The new device cut office visits from an hour to a quick and cozy four minutes. But doctors, not wishing to shovel coal in their clean white coats, sought less cumbersome methods. Popular spas offered hydrotherapy — delicately aimed hot jets of water — but that required travel for treatment.
In the 1880s, British physician Joseph Mortimer Granville (played by Dancy in “Hysteria”) finally presented a solution. With the advent of household electricity, he invented a handheld metal device with a leather cover and a vibrating attachment.
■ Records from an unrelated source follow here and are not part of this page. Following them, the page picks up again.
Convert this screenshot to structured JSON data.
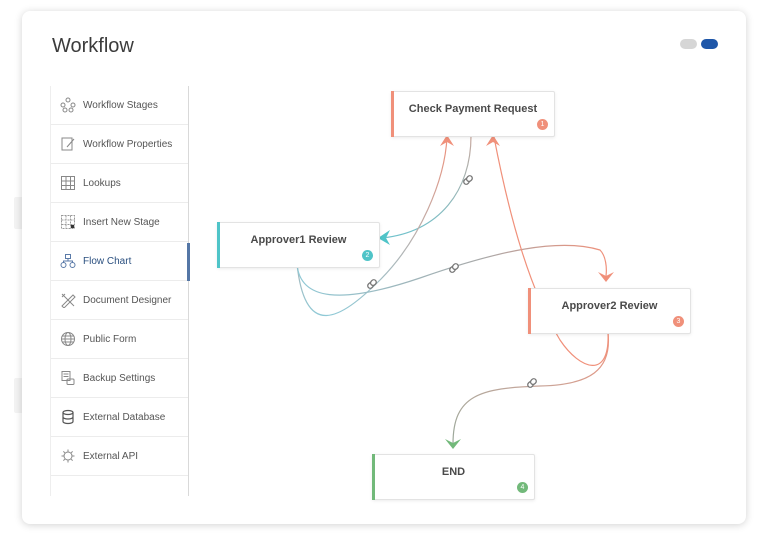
{
  "header": {
    "title": "Workflow"
  },
  "toggles": [
    {
      "state": "off",
      "color": "#d6d6d6"
    },
    {
      "state": "on",
      "color": "#1e56a8"
    }
  ],
  "sidebar": {
    "items": [
      {
        "label": "Workflow Stages",
        "icon": "workflow-stages-icon",
        "active": false
      },
      {
        "label": "Workflow Properties",
        "icon": "edit-document-icon",
        "active": false
      },
      {
        "label": "Lookups",
        "icon": "grid-icon",
        "active": false
      },
      {
        "label": "Insert New Stage",
        "icon": "insert-stage-icon",
        "active": false
      },
      {
        "label": "Flow Chart",
        "icon": "flow-chart-icon",
        "active": true
      },
      {
        "label": "Document Designer",
        "icon": "design-tools-icon",
        "active": false
      },
      {
        "label": "Public Form",
        "icon": "globe-icon",
        "active": false
      },
      {
        "label": "Backup Settings",
        "icon": "backup-icon",
        "active": false
      },
      {
        "label": "External Database",
        "icon": "database-icon",
        "active": false
      },
      {
        "label": "External API",
        "icon": "api-gear-icon",
        "active": false
      }
    ]
  },
  "flowchart": {
    "nodes": [
      {
        "id": 1,
        "name": "Check Payment Request",
        "badge": "1",
        "color": "#f0907a"
      },
      {
        "id": 2,
        "name": "Approver1 Review",
        "badge": "2",
        "color": "#4fc4c8"
      },
      {
        "id": 3,
        "name": "Approver2 Review",
        "badge": "3",
        "color": "#f0907a"
      },
      {
        "id": 4,
        "name": "END",
        "badge": "4",
        "color": "#72b97a"
      }
    ],
    "connections": [
      {
        "from": 1,
        "to": 2
      },
      {
        "from": 2,
        "to": 1
      },
      {
        "from": 2,
        "to": 3
      },
      {
        "from": 3,
        "to": 1
      },
      {
        "from": 3,
        "to": 4
      }
    ]
  }
}
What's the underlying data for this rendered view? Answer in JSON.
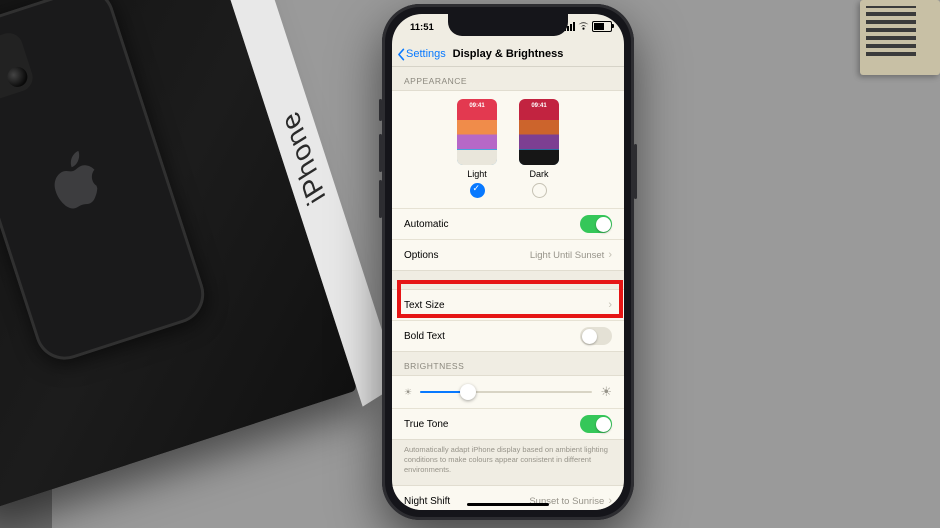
{
  "status": {
    "time": "11:51"
  },
  "nav": {
    "back": "Settings",
    "title": "Display & Brightness"
  },
  "appearance": {
    "header": "APPEARANCE",
    "thumb_time": "09:41",
    "light_label": "Light",
    "dark_label": "Dark",
    "automatic_label": "Automatic",
    "options_label": "Options",
    "options_value": "Light Until Sunset"
  },
  "text": {
    "size_label": "Text Size",
    "bold_label": "Bold Text"
  },
  "brightness": {
    "header": "BRIGHTNESS",
    "value_pct": 28,
    "truetone_label": "True Tone",
    "footnote": "Automatically adapt iPhone display based on ambient lighting conditions to make colours appear consistent in different environments."
  },
  "nightshift": {
    "label": "Night Shift",
    "value": "Sunset to Sunrise"
  },
  "box_side": "iPhone"
}
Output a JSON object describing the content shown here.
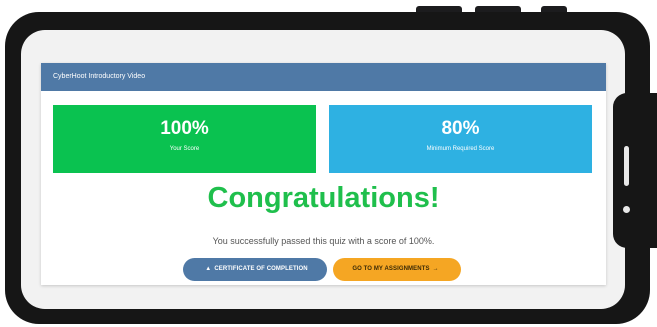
{
  "video": {
    "title": "CyberHoot Introductory Video"
  },
  "scores": {
    "yours": {
      "value": "100%",
      "label": "Your Score",
      "color": "#0ac250"
    },
    "required": {
      "value": "80%",
      "label": "Minimum Required Score",
      "color": "#2eb1e2"
    }
  },
  "result": {
    "heading": "Congratulations!",
    "message": "You successfully passed this quiz with a score of 100%."
  },
  "actions": {
    "certificate_label": "CERTIFICATE OF COMPLETION",
    "certificate_icon": "warning-triangle-icon",
    "assignments_label": "GO TO MY ASSIGNMENTS",
    "assignments_icon": "arrow-right-icon"
  },
  "colors": {
    "accent_blue": "#4f79a6",
    "success_green": "#1fbf4c",
    "orange": "#f5a623"
  }
}
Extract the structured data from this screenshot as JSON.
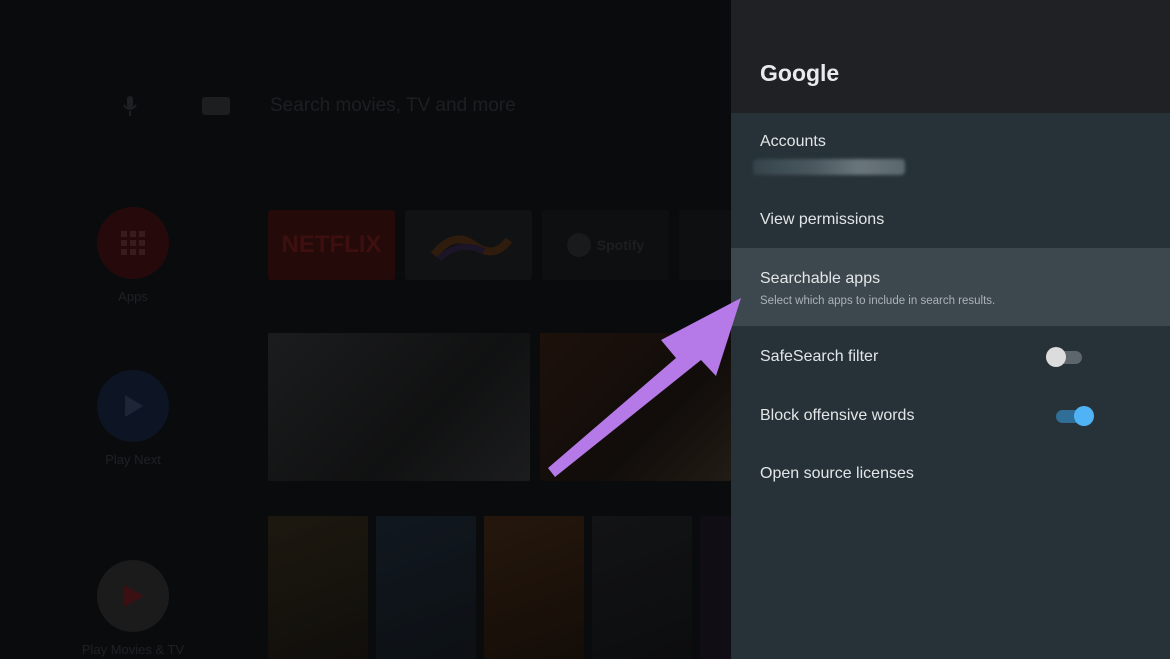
{
  "home": {
    "search_placeholder": "Search movies, TV and more",
    "side_apps": [
      {
        "label": "Apps",
        "icon": "apps-grid-icon",
        "color": "#3b1012"
      },
      {
        "label": "Play Next",
        "icon": "play-icon",
        "color": "#14213a"
      },
      {
        "label": "Play Movies & TV",
        "icon": "play-movies-icon",
        "color": "#2a2a2a"
      }
    ],
    "channels": [
      {
        "label": "NETFLIX",
        "color": "#3a1010"
      },
      {
        "label": "",
        "color": "#1a1c1f"
      },
      {
        "label": "Spotify",
        "color": "#15171a"
      }
    ]
  },
  "panel": {
    "title": "Google",
    "items": [
      {
        "title": "Accounts",
        "subtitle": ""
      },
      {
        "title": "View permissions",
        "subtitle": ""
      },
      {
        "title": "Searchable apps",
        "subtitle": "Select which apps to include in search results."
      },
      {
        "title": "SafeSearch filter",
        "toggle": "off"
      },
      {
        "title": "Block offensive words",
        "toggle": "on"
      },
      {
        "title": "Open source licenses",
        "subtitle": ""
      }
    ]
  },
  "colors": {
    "panel_bg": "#263238",
    "header_bg": "#1f2124",
    "highlight_bg": "#3d484e",
    "toggle_on": "#4fb3f6",
    "toggle_off": "#dcdcdc",
    "arrow": "#b57ae8"
  }
}
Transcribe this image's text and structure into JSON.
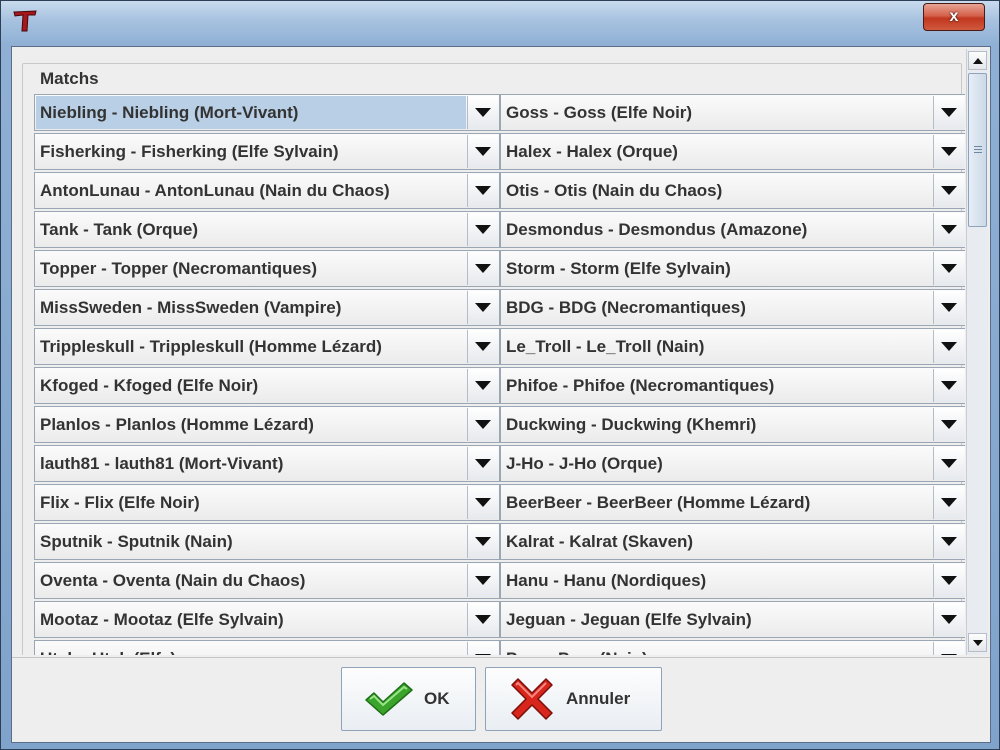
{
  "window": {
    "title": "",
    "close_label": "x"
  },
  "group": {
    "title": "Matchs"
  },
  "matches": [
    {
      "left": "Niebling - Niebling (Mort-Vivant)",
      "right": "Goss - Goss (Elfe Noir)"
    },
    {
      "left": "Fisherking - Fisherking (Elfe Sylvain)",
      "right": "Halex - Halex (Orque)"
    },
    {
      "left": "AntonLunau - AntonLunau (Nain du Chaos)",
      "right": "Otis - Otis (Nain du Chaos)"
    },
    {
      "left": "Tank - Tank (Orque)",
      "right": "Desmondus - Desmondus (Amazone)"
    },
    {
      "left": "Topper - Topper (Necromantiques)",
      "right": "Storm - Storm (Elfe Sylvain)"
    },
    {
      "left": "MissSweden - MissSweden (Vampire)",
      "right": "BDG - BDG (Necromantiques)"
    },
    {
      "left": "Trippleskull - Trippleskull (Homme Lézard)",
      "right": "Le_Troll - Le_Troll (Nain)"
    },
    {
      "left": "Kfoged - Kfoged (Elfe Noir)",
      "right": "Phifoe - Phifoe (Necromantiques)"
    },
    {
      "left": "Planlos - Planlos (Homme Lézard)",
      "right": "Duckwing - Duckwing (Khemri)"
    },
    {
      "left": "lauth81 - lauth81 (Mort-Vivant)",
      "right": "J-Ho - J-Ho (Orque)"
    },
    {
      "left": "Flix - Flix (Elfe Noir)",
      "right": "BeerBeer - BeerBeer (Homme Lézard)"
    },
    {
      "left": "Sputnik - Sputnik (Nain)",
      "right": "Kalrat - Kalrat (Skaven)"
    },
    {
      "left": "Oventa - Oventa (Nain du Chaos)",
      "right": "Hanu - Hanu (Nordiques)"
    },
    {
      "left": "Mootaz - Mootaz (Elfe Sylvain)",
      "right": "Jeguan - Jeguan (Elfe Sylvain)"
    },
    {
      "left": "Utak - Utak (Elfe)",
      "right": "Pera - Pera (Nain)"
    }
  ],
  "buttons": {
    "ok_label": "OK",
    "cancel_label": "Annuler"
  },
  "colors": {
    "selection": "#b8cfe5",
    "ok_check": "#3aa52a",
    "cancel_x": "#d9261c"
  }
}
Doctors reveled in the new, easy-to-use machine — nicknamed “Granville’s Hammer” — which quickly became a coveted home appliance for those who could afford it.
“It was sold for decades, up through the 1920s, in things like McCall’s magazine and the Sears Roebuck catalogs as a ‘home use massager,’ ” says Stephen Dyer. “It was very ‘nudge, nudge, wink, wink,’ like, ‘Get in the pink of health today,’ ‘Every woman’s secret.’ It was certainly known that it made you feel better in a good way.”
Some versions of the device — only the fifth household appliance to be electrified, beating the vacuum cleaner by a decade — had attachments for different uses, so women could use them to clean countertops, then take a break to relieve their “hysteria.”
“Sears had a wonderful device around 1919,” says Maines, “where you could buy a small home electric motor and attach it to a beater, a grinder, a fan, a mixer and a vibrator. The headline on the ad was, ‘Aids that every woman appreciates.’ ”
Vibrators’ reign as a medical device ended in the 1920s when they began appearing in “blue” movies, the pornography of the time. Just like that, the device’s medical usage — and, soon after, the “hysteria” diagnosis — abruptly ended.
Vibrators virtually disappeared from public view until the women’s movement of the 1960s, when they began appearing in sex shops and gradually became an acceptable sexual aid for liberated women. Now, in the past few years, vibrators have entered a new phase, being openly advertised on television.
“They’re selling them in Duane Reade now,” says Jonah Lisa Dyer. “It’s come full circle.”